Even though connecting with customers digitally has become critical since consumers and B2B buyers shifted more purchasing online during the pandemic, customers frequently report disappointing experiences with retail web sites and marketplaces as well as with brands’ e-Commerce sites.
Research conducted by Forrester Consulting for Bloomreach, reported in The State of Commerce Experience, found that almost 80% of B2C and B2B customers have abandoned intended purchases because sites did not provide easy navigation, relevant search results or clear product information. Respondents report that if they could have a better experience, 40% of consumers and 56% of B2B buyers said they would be willing to pay more.
The current moment represents a time when digital commerce has never provided more opportunity: 70% of consumers and B2B decision makers reported that COVID-19 caused them to make more online purchases than usual, and 90% changed their shopping behaviors — avoiding physical stores, scaling back discretionary shopping and purchasing online as much as possible. Half of customers shopped digital channels for products they’ve never bought online before, with consumers buying groceries, household products and toys, while B2B customers purchased supplies, health and safety equipment, and IT hardware.
Sellers Minimize Upside With Poor CX
If retailers, brands and B2B sellers want to capitalize on the seismic shift to digital channels, however, Forrester’s report shows that they have work to do.
The study found that 65% of consumer and B2B buyers conduct digital research before they go to a physical store. However, 65% of consumers and 79% of B2B customers find the process of researching and purchasing online to be challenging due to inaccurate search results, poor or missing imagery, lack of reviews or ratings and inflexible delivery options.

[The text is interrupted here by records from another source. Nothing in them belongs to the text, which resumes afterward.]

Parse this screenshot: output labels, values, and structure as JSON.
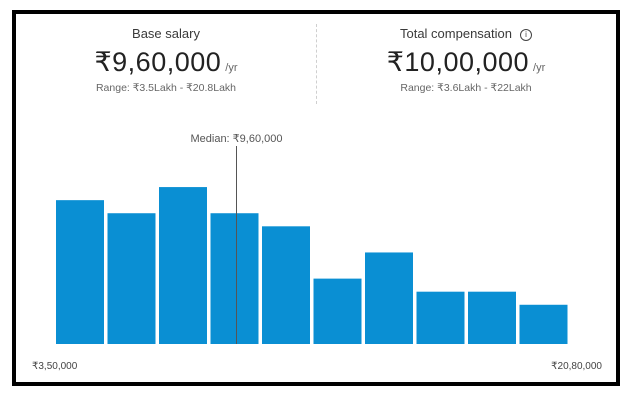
{
  "base_salary": {
    "label": "Base salary",
    "value": "₹9,60,000",
    "unit": "/yr",
    "range": "Range: ₹3.5Lakh - ₹20.8Lakh"
  },
  "total_compensation": {
    "label": "Total compensation",
    "info_icon": "info-icon",
    "value": "₹10,00,000",
    "unit": "/yr",
    "range": "Range: ₹3.6Lakh - ₹22Lakh"
  },
  "colors": {
    "bar": "#0a8fd3",
    "median_line": "#555555"
  },
  "chart_data": {
    "type": "bar",
    "values": [
      11,
      10,
      12,
      10,
      9,
      5,
      7,
      4,
      4,
      3
    ],
    "ylim": [
      0,
      13
    ],
    "median_label": "Median: ₹9,60,000",
    "median_position": 3.5,
    "x_min_label": "₹3,50,000",
    "x_max_label": "₹20,80,000",
    "grid": false,
    "legend": "none"
  }
}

Nearly all (98%) business decision makers agree that not providing a seamless customer experience has business implications, including decreased Net Promoter Scores (49%), reduced customer visits (48%), and lost revenues or market share to direct competitors (44%).

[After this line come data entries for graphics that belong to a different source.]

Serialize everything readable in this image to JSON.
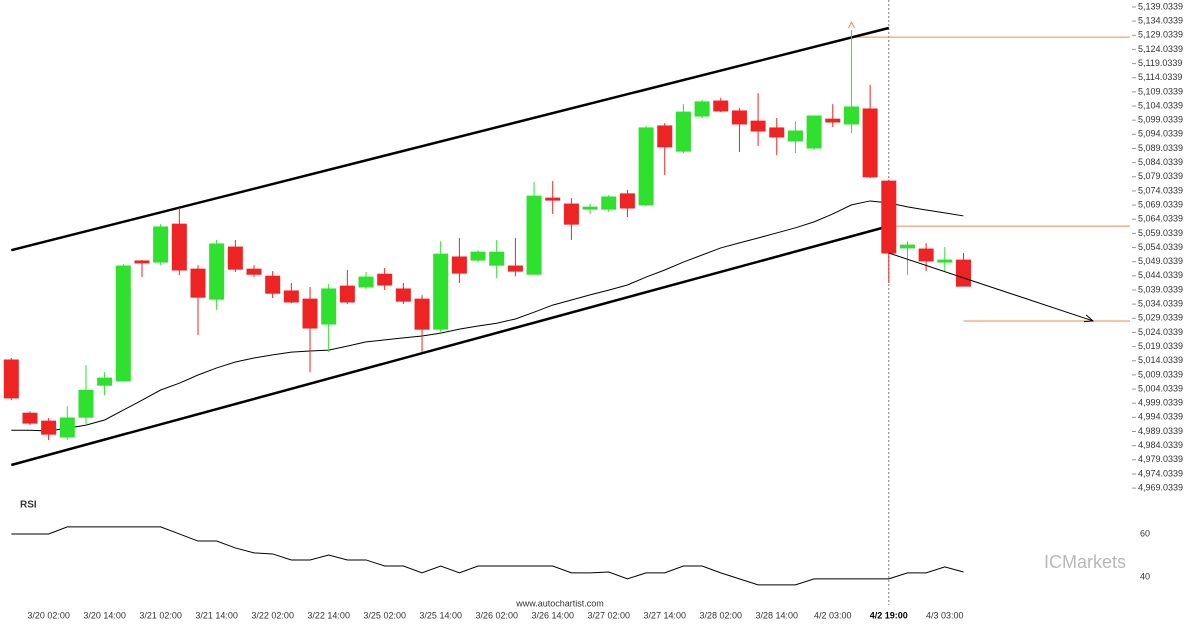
{
  "chart_data": {
    "type": "candlestick",
    "categories": [
      null,
      null,
      "3/20 02:00",
      null,
      null,
      "3/20 14:00",
      null,
      null,
      "3/21 02:00",
      null,
      null,
      "3/21 14:00",
      null,
      null,
      "3/22 02:00",
      null,
      null,
      "3/22 14:00",
      null,
      null,
      "3/25 02:00",
      null,
      null,
      "3/25 14:00",
      null,
      null,
      "3/26 02:00",
      null,
      null,
      "3/26 14:00",
      null,
      null,
      "3/27 02:00",
      null,
      null,
      "3/27 14:00",
      null,
      null,
      "3/28 02:00",
      null,
      null,
      "3/28 14:00",
      null,
      null,
      "4/2 03:00",
      null,
      null,
      "4/2 19:00",
      null,
      null,
      "4/3 03:00",
      null
    ],
    "open": [
      5014.3,
      4995.5,
      4992.7,
      4987.1,
      4994.1,
      5005.4,
      5006.9,
      5049.3,
      5048.9,
      5062.3,
      5046.4,
      5035.8,
      5054.2,
      5046.4,
      5043.9,
      5038.7,
      5035.8,
      5027.0,
      5040.4,
      5040.1,
      5044.6,
      5039.4,
      5035.8,
      5025.2,
      5050.7,
      5049.6,
      5047.8,
      5047.5,
      5044.6,
      5071.5,
      5069.4,
      5067.6,
      5067.6,
      5073.0,
      5069.1,
      5097.0,
      5088.1,
      5100.5,
      5105.8,
      5102.3,
      5098.7,
      5096.3,
      5091.7,
      5089.2,
      5099.4,
      5097.7,
      5103.0,
      5077.5,
      5053.9,
      5053.5,
      5048.9,
      5049.6
    ],
    "high": [
      5015.0,
      4996.2,
      4993.8,
      4998.0,
      5012.5,
      5010.0,
      5048.2,
      5049.6,
      5062.3,
      5068.0,
      5047.8,
      5056.7,
      5056.7,
      5047.8,
      5045.7,
      5041.5,
      5040.1,
      5041.1,
      5046.1,
      5045.4,
      5046.8,
      5041.5,
      5037.2,
      5056.3,
      5057.4,
      5053.1,
      5056.7,
      5057.4,
      5077.2,
      5077.5,
      5071.5,
      5069.4,
      5072.6,
      5074.4,
      5097.0,
      5098.0,
      5104.7,
      5106.2,
      5106.9,
      5103.3,
      5108.6,
      5099.8,
      5098.7,
      5100.5,
      5104.7,
      5130.9,
      5111.5,
      5077.9,
      5056.3,
      5055.6,
      5054.2,
      5052.1
    ],
    "low": [
      5000.1,
      4991.3,
      4986.0,
      4986.0,
      4991.3,
      5001.9,
      5006.9,
      5043.6,
      5047.8,
      5044.3,
      5023.1,
      5032.0,
      5045.4,
      5043.6,
      5036.2,
      5034.4,
      5010.0,
      5017.1,
      5034.1,
      5039.4,
      5039.0,
      5034.1,
      5017.1,
      5023.8,
      5041.5,
      5048.9,
      5043.2,
      5043.9,
      5044.6,
      5065.9,
      5056.7,
      5065.9,
      5066.6,
      5064.8,
      5068.7,
      5079.7,
      5087.4,
      5099.8,
      5101.9,
      5087.8,
      5089.9,
      5086.7,
      5087.4,
      5088.5,
      5096.6,
      5094.5,
      5078.6,
      5041.5,
      5044.3,
      5045.7,
      5045.4,
      5040.4
    ],
    "close": [
      5000.9,
      4992.0,
      4988.1,
      4993.8,
      5003.6,
      5007.9,
      5047.5,
      5048.6,
      5061.3,
      5046.1,
      5036.5,
      5055.3,
      5046.4,
      5044.6,
      5037.9,
      5034.8,
      5025.6,
      5039.4,
      5034.8,
      5043.6,
      5040.8,
      5035.1,
      5025.2,
      5051.7,
      5045.0,
      5052.4,
      5052.4,
      5045.7,
      5072.2,
      5070.8,
      5062.3,
      5068.3,
      5071.9,
      5068.0,
      5096.3,
      5089.6,
      5101.9,
      5105.5,
      5102.3,
      5097.7,
      5095.2,
      5093.1,
      5095.2,
      5100.5,
      5098.4,
      5103.7,
      5079.0,
      5052.1,
      5054.9,
      5049.3,
      5049.6,
      5040.4
    ],
    "ma": [
      4989.5,
      4989.5,
      4989.2,
      4990.2,
      4991.3,
      4993.1,
      4996.6,
      5000.1,
      5003.7,
      5006.1,
      5009.0,
      5011.5,
      5013.6,
      5015.0,
      5016.1,
      5017.1,
      5017.5,
      5017.8,
      5019.2,
      5020.7,
      5021.4,
      5022.1,
      5022.8,
      5023.8,
      5025.2,
      5026.3,
      5027.3,
      5028.8,
      5031.2,
      5033.7,
      5035.5,
      5037.3,
      5039.0,
      5040.8,
      5043.6,
      5046.1,
      5048.9,
      5051.4,
      5053.9,
      5055.7,
      5057.4,
      5059.2,
      5061.0,
      5063.1,
      5065.9,
      5069.1,
      5070.5,
      5069.8,
      5068.4,
      5067.3,
      5066.3,
      5065.2
    ],
    "up_color": "#2fe02f",
    "down_color": "#ee2424",
    "ylim": [
      4966.6,
      5141.5
    ],
    "yticks": [
      {
        "value": 5139.0339,
        "label": "5,139.0339"
      },
      {
        "value": 5134.0339,
        "label": "5,134.0339"
      },
      {
        "value": 5129.0339,
        "label": "5,129.0339"
      },
      {
        "value": 5124.0339,
        "label": "5,124.0339"
      },
      {
        "value": 5119.0339,
        "label": "5,119.0339"
      },
      {
        "value": 5114.0339,
        "label": "5,114.0339"
      },
      {
        "value": 5109.0339,
        "label": "5,109.0339"
      },
      {
        "value": 5104.0339,
        "label": "5,104.0339"
      },
      {
        "value": 5099.0339,
        "label": "5,099.0339"
      },
      {
        "value": 5094.0339,
        "label": "5,094.0339"
      },
      {
        "value": 5089.0339,
        "label": "5,089.0339"
      },
      {
        "value": 5084.0339,
        "label": "5,084.0339"
      },
      {
        "value": 5079.0339,
        "label": "5,079.0339"
      },
      {
        "value": 5074.0339,
        "label": "5,074.0339"
      },
      {
        "value": 5069.0339,
        "label": "5,069.0339"
      },
      {
        "value": 5064.0339,
        "label": "5,064.0339"
      },
      {
        "value": 5059.0339,
        "label": "5,059.0339"
      },
      {
        "value": 5054.0339,
        "label": "5,054.0339"
      },
      {
        "value": 5049.0339,
        "label": "5,049.0339"
      },
      {
        "value": 5044.0339,
        "label": "5,044.0339"
      },
      {
        "value": 5039.0339,
        "label": "5,039.0339"
      },
      {
        "value": 5034.0339,
        "label": "5,034.0339"
      },
      {
        "value": 5029.0339,
        "label": "5,029.0339"
      },
      {
        "value": 5024.0339,
        "label": "5,024.0339"
      },
      {
        "value": 5019.0339,
        "label": "5,019.0339"
      },
      {
        "value": 5014.0339,
        "label": "5,014.0339"
      },
      {
        "value": 5009.0339,
        "label": "5,009.0339"
      },
      {
        "value": 5004.0339,
        "label": "5,004.0339"
      },
      {
        "value": 4999.0339,
        "label": "4,999.0339"
      },
      {
        "value": 4994.0339,
        "label": "4,994.0339"
      },
      {
        "value": 4989.0339,
        "label": "4,989.0339"
      },
      {
        "value": 4984.0339,
        "label": "4,984.0339"
      },
      {
        "value": 4979.0339,
        "label": "4,979.0339"
      },
      {
        "value": 4974.0339,
        "label": "4,974.0339"
      },
      {
        "value": 4969.0339,
        "label": "4,969.0339"
      }
    ],
    "highlight": 47,
    "channel": {
      "upper": [
        5053.1,
        5131.6
      ],
      "lower": [
        4977.2,
        5061.6
      ]
    },
    "levels": [
      5128.4,
      5061.6,
      5028.1
    ],
    "forecast": [
      5052.1,
      5028.1
    ],
    "rsi": {
      "label": "RSI",
      "values": [
        60,
        60,
        60,
        63.3,
        63.3,
        63.3,
        63.3,
        63.3,
        63.3,
        60,
        56.7,
        56.7,
        53.5,
        51.2,
        50.7,
        47.9,
        47.9,
        50.2,
        47.9,
        47.9,
        45.1,
        45.1,
        41.9,
        45.1,
        41.9,
        45.1,
        45.1,
        45.1,
        45.1,
        45.1,
        41.9,
        41.9,
        42.3,
        39.1,
        41.9,
        41.9,
        45.1,
        45.1,
        41.9,
        39.1,
        36.3,
        36.3,
        36.3,
        39.1,
        39.1,
        39.1,
        39.1,
        39.1,
        41.9,
        41.9,
        44.7,
        42.3
      ],
      "ylim": [
        30.2,
        75.8
      ],
      "yticks": [
        60,
        40
      ]
    },
    "source": "www.autochartist.com",
    "brand": "ICMarkets"
  }
}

Despite this near-universal belief, many e-Commerce sites lack the basic functionality customers expect. Among decision makers in charge of e-Commerce or customer experience, only 57% said their sites offer an autofill search box that anticipates customers’ queries; 52% offer the ability to refine search results by price, brand, style or other product attributes; and just 49% said their sites were easy to navigate.
Online Capabilities Predict Post-COVID Health
Forrester conducted three online surveys for the report. Two surveys in March included one of buyers — 640 adult consumers and B2B buyers who make business purchases online — and a second survey of 320 executives overseeing digital campaigns, online experiences and/or e-Commerce programs and technology purchases. Both studies included respondents from the U.S., UK and Germany. A third survey was added after the pandemic prompted lockdowns, travel restrictions and changes in online buying behaviors. In April, Forrester contacted 315 consumers and B2B buyers and 50 business decision makers who had participated in the original survey
Findings from the follow-up survey indicated that a company’s level of online activity in March correlated with healthy finances in April: 40% of the business decision makers responding in April said their businesses had grown as online sales spiked, and 6% said they were seeing unprecedented growth. “This growth is a direct consequence of increased online activity,” the report said.

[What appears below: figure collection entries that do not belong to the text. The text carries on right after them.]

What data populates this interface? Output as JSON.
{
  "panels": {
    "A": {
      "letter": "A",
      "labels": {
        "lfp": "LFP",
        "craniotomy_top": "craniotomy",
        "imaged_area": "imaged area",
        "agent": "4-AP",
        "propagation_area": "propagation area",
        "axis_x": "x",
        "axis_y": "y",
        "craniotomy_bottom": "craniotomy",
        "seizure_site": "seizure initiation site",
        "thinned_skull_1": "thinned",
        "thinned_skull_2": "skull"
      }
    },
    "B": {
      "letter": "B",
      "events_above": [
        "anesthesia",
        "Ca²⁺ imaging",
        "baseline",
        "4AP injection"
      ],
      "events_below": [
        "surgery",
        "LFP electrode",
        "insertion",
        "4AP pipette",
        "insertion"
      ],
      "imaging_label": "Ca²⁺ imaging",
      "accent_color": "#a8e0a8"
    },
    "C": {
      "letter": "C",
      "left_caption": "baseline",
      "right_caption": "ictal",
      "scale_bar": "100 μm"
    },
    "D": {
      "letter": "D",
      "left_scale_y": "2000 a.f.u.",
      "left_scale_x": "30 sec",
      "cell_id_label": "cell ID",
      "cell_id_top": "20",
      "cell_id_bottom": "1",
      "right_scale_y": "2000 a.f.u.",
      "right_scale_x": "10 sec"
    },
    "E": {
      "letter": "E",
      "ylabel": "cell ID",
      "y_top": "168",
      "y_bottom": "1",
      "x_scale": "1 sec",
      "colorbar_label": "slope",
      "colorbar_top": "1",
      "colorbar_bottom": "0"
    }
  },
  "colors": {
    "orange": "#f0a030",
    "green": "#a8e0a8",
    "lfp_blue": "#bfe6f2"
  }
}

Before COVID-19, digital decision makers said they were planning to increase budgets devoted to third-party online marketplaces (68%), wholesale distribution (66%) and their own company’s web site (65%). Since the pandemic, budgets have been reallocated to the companies’ web sites (64%), mobile apps (58%) and social media (52%). Notably, the percentage of respondents who planned to increase budgets for mobile apps pre-COVID was only 45%.
The biggest gap between pre-COVID and post-COVID investment plans related to physical retail stores. Pre-COVID, more than half (52%) of respondents were planning to boost budgets for stores; afterward, less than one-quarter (24%) planned to increase that budget.